Now, calcium gets into the cell through two types of channels, or cell doors, within the cell membrane.
The first type are ligand-gated channels, which are what most cells use to let calcium in, and are primarily controlled by hormones or neurotransmitters.
The second type are voltage-gated channels, which are mostly found in muscle and nerve cells and are primarily controlled by changes in the electrical membrane potential.
So calcium flows in through these channels, and to prevent calcium levels from rising too high, cells kick excess calcium right back out with ATP-dependent calcium pumps as well as Na+-Ca2+ exchangers.
In addition, most of the intracellular calcium is stored within organelles like the mitochondria and smooth endoplasmic reticulum and is released selectively just when it's needed.
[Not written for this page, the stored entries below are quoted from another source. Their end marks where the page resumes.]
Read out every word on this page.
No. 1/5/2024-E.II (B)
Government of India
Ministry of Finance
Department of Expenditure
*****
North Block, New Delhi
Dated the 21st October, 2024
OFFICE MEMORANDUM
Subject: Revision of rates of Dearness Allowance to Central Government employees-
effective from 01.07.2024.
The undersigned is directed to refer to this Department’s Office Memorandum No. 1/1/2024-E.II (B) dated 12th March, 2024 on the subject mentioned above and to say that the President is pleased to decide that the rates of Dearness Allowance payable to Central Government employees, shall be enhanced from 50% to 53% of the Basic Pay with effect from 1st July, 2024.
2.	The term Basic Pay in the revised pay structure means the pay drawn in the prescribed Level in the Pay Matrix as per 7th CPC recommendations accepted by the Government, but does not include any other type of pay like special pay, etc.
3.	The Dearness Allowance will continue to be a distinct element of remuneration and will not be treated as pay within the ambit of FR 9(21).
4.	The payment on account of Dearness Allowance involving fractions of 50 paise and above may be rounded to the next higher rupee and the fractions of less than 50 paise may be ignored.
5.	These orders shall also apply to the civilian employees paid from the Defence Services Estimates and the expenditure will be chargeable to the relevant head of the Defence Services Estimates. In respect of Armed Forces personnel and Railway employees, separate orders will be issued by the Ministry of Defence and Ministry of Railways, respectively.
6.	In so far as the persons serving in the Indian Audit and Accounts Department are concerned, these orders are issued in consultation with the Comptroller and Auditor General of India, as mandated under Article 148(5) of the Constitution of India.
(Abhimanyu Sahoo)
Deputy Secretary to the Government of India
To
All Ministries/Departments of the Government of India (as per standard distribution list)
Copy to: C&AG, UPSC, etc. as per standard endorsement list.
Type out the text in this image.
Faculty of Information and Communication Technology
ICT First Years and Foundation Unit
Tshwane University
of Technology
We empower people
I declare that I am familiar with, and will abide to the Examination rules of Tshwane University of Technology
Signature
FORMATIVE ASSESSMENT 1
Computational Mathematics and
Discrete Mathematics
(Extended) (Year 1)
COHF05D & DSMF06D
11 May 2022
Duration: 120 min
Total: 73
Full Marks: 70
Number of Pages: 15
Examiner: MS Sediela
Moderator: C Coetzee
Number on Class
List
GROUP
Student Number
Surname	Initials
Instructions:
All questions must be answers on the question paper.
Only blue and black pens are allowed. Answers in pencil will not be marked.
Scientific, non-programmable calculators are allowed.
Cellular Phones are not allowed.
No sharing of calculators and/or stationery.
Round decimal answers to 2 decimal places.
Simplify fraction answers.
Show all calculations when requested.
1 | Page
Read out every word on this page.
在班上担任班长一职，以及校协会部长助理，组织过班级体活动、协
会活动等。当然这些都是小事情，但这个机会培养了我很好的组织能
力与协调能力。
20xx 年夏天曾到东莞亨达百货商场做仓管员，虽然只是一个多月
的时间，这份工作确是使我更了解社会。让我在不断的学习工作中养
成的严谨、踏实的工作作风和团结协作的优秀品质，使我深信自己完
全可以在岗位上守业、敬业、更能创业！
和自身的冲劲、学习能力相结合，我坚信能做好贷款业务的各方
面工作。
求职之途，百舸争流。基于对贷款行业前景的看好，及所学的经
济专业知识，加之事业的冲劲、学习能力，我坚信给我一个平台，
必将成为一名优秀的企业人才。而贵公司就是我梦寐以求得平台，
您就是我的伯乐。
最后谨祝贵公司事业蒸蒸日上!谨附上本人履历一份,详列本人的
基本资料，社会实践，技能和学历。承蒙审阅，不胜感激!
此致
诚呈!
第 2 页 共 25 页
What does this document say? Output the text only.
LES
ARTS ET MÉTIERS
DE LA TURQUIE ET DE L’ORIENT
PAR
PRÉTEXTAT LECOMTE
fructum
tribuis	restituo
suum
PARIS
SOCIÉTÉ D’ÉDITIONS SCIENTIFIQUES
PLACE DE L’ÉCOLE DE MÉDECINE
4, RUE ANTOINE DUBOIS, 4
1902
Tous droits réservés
Now, the majority of the extracellular calcium is split almost equally between two groups - calcium that is diffusible and calcium that is not diffusible.
Diffusible calcium is separated into two subcategories: free-ionized calcium, which is involved in all sorts of cellular processes like neuronal action potentials, contraction of skeletal, smooth, and cardiac muscle, hormone secretion, and blood coagulation, all of which are tightly regulated by enzymes and hormones.
The other category is complexed calcium, which is where the positively charged calcium is ionically linked to tiny negatively charged molecules like oxalate, which is a small anions that’s normally found in our blood in small amounts.
The complexed calcium forms a molecule that’s electrically neutral and small enough to cross cell membranes, but, unlike free-ionized calcium is not useful for cellular processes.